Considerando os juros nominais (sem descontar a inflação projetada), a taxa brasileira ocupou a terceira posição, ao lado da Rússia.

Veja abaixo:

– Turquia: 37%;

– Argentina: 29%;

– Brasil: 14%;

– Rússia: 14%;

– Colômbia: 12%.

Queda da Selic

O Comitê de Política Monetária (Copom) do Banco Central (BC) reduziu nessa quarta-feira (5) em 0,25 ponto percentual a Taxa Selic, a taxa básica de juros da economia brasileira, que passará de 14,25% para 14% ao ano.

Esta é a quarta vez consecutiva que o comitê reduz os juros. A decisão foi tomada em reunião na sede do BC, em Brasília.
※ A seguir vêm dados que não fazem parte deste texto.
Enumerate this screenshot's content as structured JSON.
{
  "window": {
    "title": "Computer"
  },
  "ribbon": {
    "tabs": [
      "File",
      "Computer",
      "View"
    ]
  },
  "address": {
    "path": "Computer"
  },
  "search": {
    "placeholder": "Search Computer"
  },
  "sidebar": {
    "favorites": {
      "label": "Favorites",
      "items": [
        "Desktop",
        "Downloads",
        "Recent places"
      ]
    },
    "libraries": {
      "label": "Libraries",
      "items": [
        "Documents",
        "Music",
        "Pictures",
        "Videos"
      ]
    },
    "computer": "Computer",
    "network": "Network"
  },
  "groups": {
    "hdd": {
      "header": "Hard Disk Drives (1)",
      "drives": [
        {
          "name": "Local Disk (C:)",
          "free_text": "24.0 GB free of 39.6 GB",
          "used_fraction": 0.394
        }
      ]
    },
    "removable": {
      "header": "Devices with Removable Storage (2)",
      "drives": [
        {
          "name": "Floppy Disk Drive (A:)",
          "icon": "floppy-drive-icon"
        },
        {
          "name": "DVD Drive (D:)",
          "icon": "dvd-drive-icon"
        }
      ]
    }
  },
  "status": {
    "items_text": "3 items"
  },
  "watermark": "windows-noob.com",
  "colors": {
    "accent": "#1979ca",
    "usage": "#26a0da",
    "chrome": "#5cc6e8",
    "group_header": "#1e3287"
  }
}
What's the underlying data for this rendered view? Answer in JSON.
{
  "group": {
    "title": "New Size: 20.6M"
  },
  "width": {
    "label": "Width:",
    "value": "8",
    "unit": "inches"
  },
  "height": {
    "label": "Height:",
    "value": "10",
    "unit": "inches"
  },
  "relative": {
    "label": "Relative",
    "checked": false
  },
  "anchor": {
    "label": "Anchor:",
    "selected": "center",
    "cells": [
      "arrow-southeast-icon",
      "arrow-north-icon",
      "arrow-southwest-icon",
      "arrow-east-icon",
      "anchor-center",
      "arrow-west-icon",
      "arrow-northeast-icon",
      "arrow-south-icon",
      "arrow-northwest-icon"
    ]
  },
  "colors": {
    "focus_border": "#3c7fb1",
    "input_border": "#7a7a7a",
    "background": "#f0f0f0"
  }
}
O BC utiliza a Selic, os juros básicos da economia, como um instrumento para reduzir o ritmo da atividade econômica e, com isso, tentar controlar a inflação.

Quando o juro sobe ou fica alto por muito tempo, o crédito encarece, ficando mais caro para quem compra no cartão, nas parcelas de produtos e no financiamento de imóveis, levando a uma perda de força no consumo.

Quando há redução, a expectativa é de estímulo para a economia e de um menor risco de descontrole nos preços.

Segundo a instituição, o novo ajuste gradual de menos 0,25 ponto é compatível com a estratégia de convergência da inflação para o redor da meta no próximo período.

“Sem prejuízo de seu objetivo fundamental de assegurar a estabilidade de preços, essa decisão também implica suavização das flutuações do nível de atividade econômica e fomento do pleno emprego”, informou o BC, em nota.